The few studies on wine and headache were mostly presented as abs

The few studies on wine and headache were mostly presented as abstracts despite the common knowledge and patients’ complaints about wine ingestion and headache attacks. These studies suggest that red wine, but not white and sparkling

wines, do trigger headache and migraine attacks independently of dosage in less than 30% of the subjects. Wine, and specifically red wine, is a migraine trigger. Non-migraineurs may have headache attacks with wine ingestion as well. The reasons for that triggering potential are uncertain, but the presence of phenolic flavonoid radicals and the potential for interfering with the central serotonin MG132 metabolism are probably the underlying mechanisms of the relationship between wine and headache.
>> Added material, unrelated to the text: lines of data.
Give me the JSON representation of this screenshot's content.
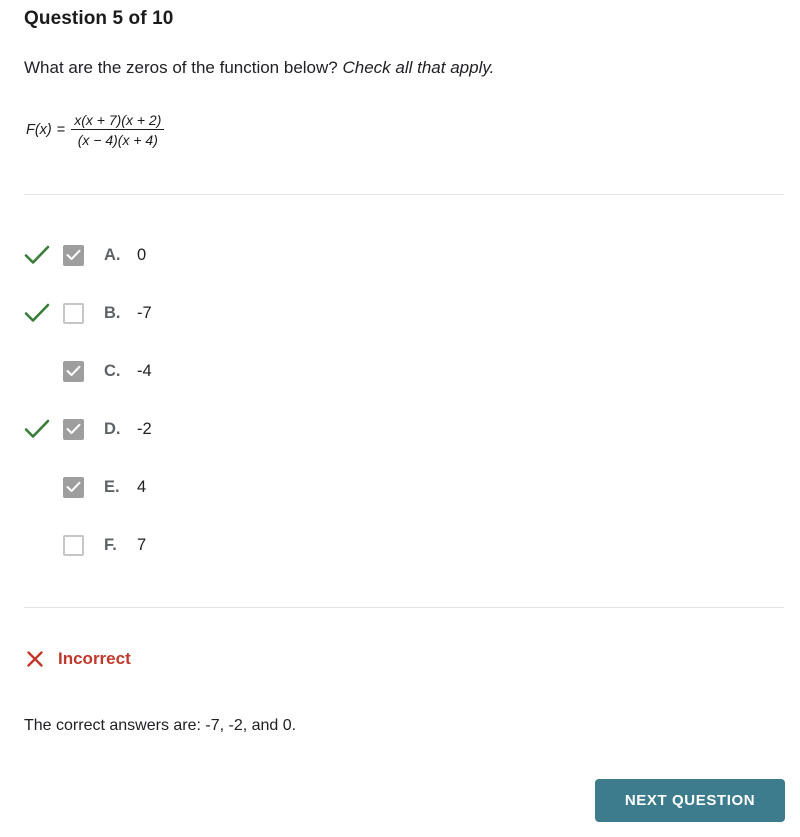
{
  "header": {
    "title": "Question 5 of 10"
  },
  "prompt": {
    "text": "What are the zeros of the function below?",
    "emphasis": "Check all that apply."
  },
  "formula": {
    "function_name": "F(x)",
    "equals": "=",
    "numerator": "x(x + 7)(x + 2)",
    "denominator": "(x − 4)(x + 4)",
    "plain": "F(x) = x(x + 7)(x + 2) / ((x − 4)(x + 4))"
  },
  "options": [
    {
      "letter": "A.",
      "value": "0",
      "checked": true,
      "marked_correct": true
    },
    {
      "letter": "B.",
      "value": "-7",
      "checked": false,
      "marked_correct": true
    },
    {
      "letter": "C.",
      "value": "-4",
      "checked": true,
      "marked_correct": false
    },
    {
      "letter": "D.",
      "value": "-2",
      "checked": true,
      "marked_correct": true
    },
    {
      "letter": "E.",
      "value": "4",
      "checked": true,
      "marked_correct": false
    },
    {
      "letter": "F.",
      "value": "7",
      "checked": false,
      "marked_correct": false
    }
  ],
  "feedback": {
    "icon": "x-mark-icon",
    "status": "Incorrect",
    "explanation": "The correct answers are: -7, -2, and 0."
  },
  "footer": {
    "next_label": "NEXT QUESTION"
  },
  "colors": {
    "correct_green": "#3a7d3a",
    "incorrect_red": "#c0392b",
    "checkbox_checked_gray": "#9e9e9e",
    "checkbox_border_gray": "#c6c6c6",
    "button_teal": "#3c7c8c",
    "divider_gray": "#e4e4e4",
    "letter_gray": "#5f6368",
    "text_dark": "#202124"
  }
}
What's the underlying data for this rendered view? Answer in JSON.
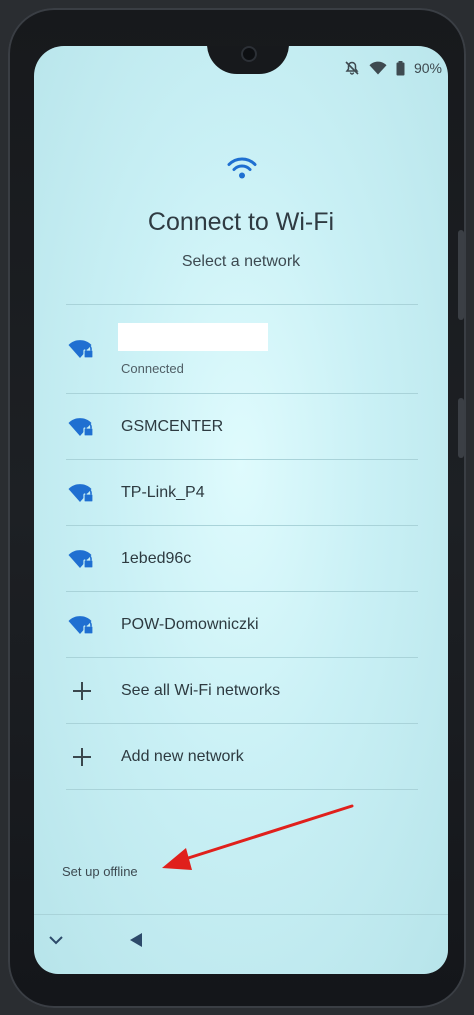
{
  "status_bar": {
    "battery": "90%",
    "icons": [
      "muted-bell-icon",
      "wifi-icon",
      "battery-icon"
    ]
  },
  "header": {
    "icon": "wifi-icon",
    "title": "Connect to Wi-Fi",
    "subtitle": "Select a network"
  },
  "networks": [
    {
      "name": "",
      "status": "Connected",
      "icon": "wifi-lock-icon"
    },
    {
      "name": "GSMCENTER",
      "icon": "wifi-lock-icon"
    },
    {
      "name": "TP-Link_P4",
      "icon": "wifi-lock-icon"
    },
    {
      "name": "1ebed96c",
      "icon": "wifi-lock-icon"
    },
    {
      "name": "POW-Domowniczki",
      "icon": "wifi-lock-icon"
    }
  ],
  "actions": {
    "see_all": "See all Wi-Fi networks",
    "add_new": "Add new network"
  },
  "footer": {
    "offline_label": "Set up offline"
  },
  "annotation": {
    "arrow_color": "#e0201c"
  },
  "colors": {
    "background": "#c9f0f5",
    "text": "#2f3b42",
    "icon_blue": "#1f6fd1"
  }
}
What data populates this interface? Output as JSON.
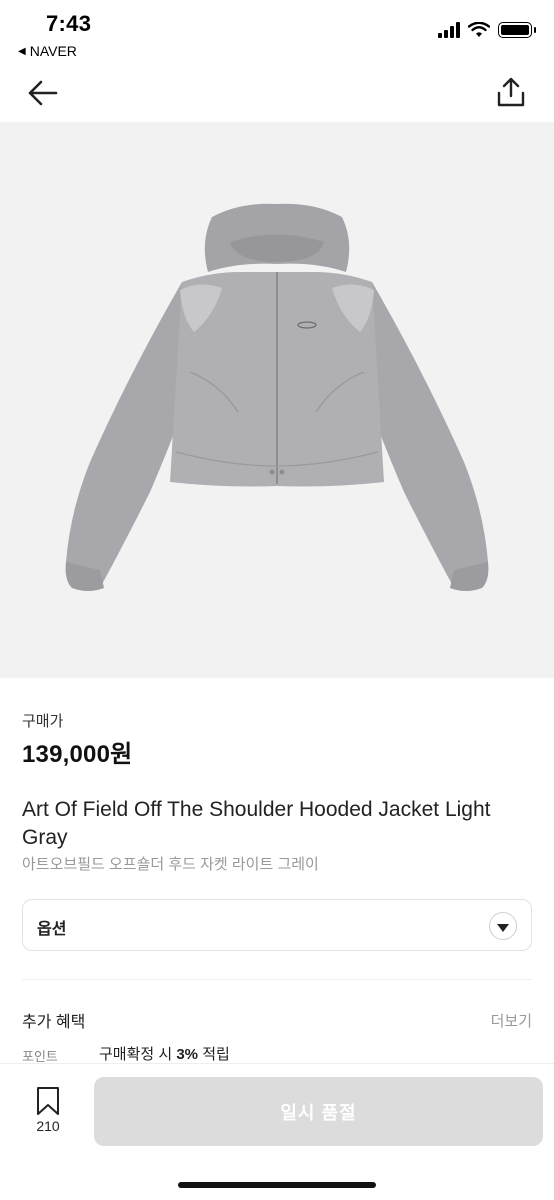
{
  "status_bar": {
    "time": "7:43",
    "back_app": "NAVER",
    "icons": [
      "signal-icon",
      "wifi-icon",
      "battery-icon"
    ]
  },
  "nav": {
    "back_icon": "arrow-left-icon",
    "share_icon": "share-icon"
  },
  "product": {
    "image_alt": "jacket-photo",
    "price_label": "구매가",
    "price": "139,000원",
    "title_en": "Art Of Field Off The Shoulder Hooded Jacket Light Gray",
    "title_ko": "아트오브필드 오프숄더 후드 자켓 라이트 그레이"
  },
  "option": {
    "label": "옵션"
  },
  "benefits": {
    "title": "추가 혜택",
    "more": "더보기",
    "point_label": "포인트",
    "point_text_prefix": "구매확정 시 ",
    "point_text_strong": "3%",
    "point_text_suffix": " 적립"
  },
  "bottom_bar": {
    "wish_count": "210",
    "buy_label": "일시 품절"
  },
  "colors": {
    "background": "#ffffff",
    "image_bg": "#f2f2f2",
    "jacket": "#aeaeb2",
    "disabled_button": "#dcdcdc"
  }
}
Further controlled studies PD0332991 supplier are necessary to enlighten this traditional belief. The idea of dietary migraine or the triggering of migraine attacks with food and beverages has long been disseminated. In 1778, Fothergill first described headache attacks after the ingestion of specific dietary factors, but the variability of clinical presentations among and within migraine and non-migraine sufferers has cast doubts about the real existence of such entity.[1, 2] Particularly with regards to wine, medicine has been imaginative in correlating its consumption

with bad and good consequences throughout the centuries, with the first references about a possible relationship between wine and medicine in Mesopotamia 7000 years B.C.[3, 4] When wine making arrived in ancient Greece, it was enjoyed by the whole spectrum of society, and became a popular Venetoclax nmr theme in literature, religion, leisure, medicine, and mythology. Hippocrates promoted wine as part of a healthy diet. He also claimed that wine was good for disinfecting wounds, as well as a liquid in which medications could be mixed and taken more easily by patients. Hippocrates said wine

should be used to alleviate pain during childbirth, for symptoms of diarrhea, and even lethargy.3-5 Around 1863, a French Corsican chemist called Angelo Mariani developed a beverage containing Bordeaux wine and cocaine (approximately 6 mg of cocaine per fluid ounce of wine). This beverage named Vin Tonique Mariani was suggested as a substitute for opiates and was awarded a Vatican Gold Medal by Pope Leo XIII in addition to an endorsement of its use.[6] Wine’s intrinsic link with the practice of medicine was also featured prominently in the first printed book on wine written by Arnaldus de Villa Nova (circa. 1235-1311 A.D.), a physician, who wrote at length on wine’s benefits for the treatment of many illnesses and conditions, including sinus problems and dementia.[5] For triggering migraine and/or headache attacks, red wine is well known as a trigger and has been so since antiquity when Celsus (25 B.C.-50 A.D.) described pain contracted by drinking wine. Six centuries later, Paul of Aegina (625-690 A.D.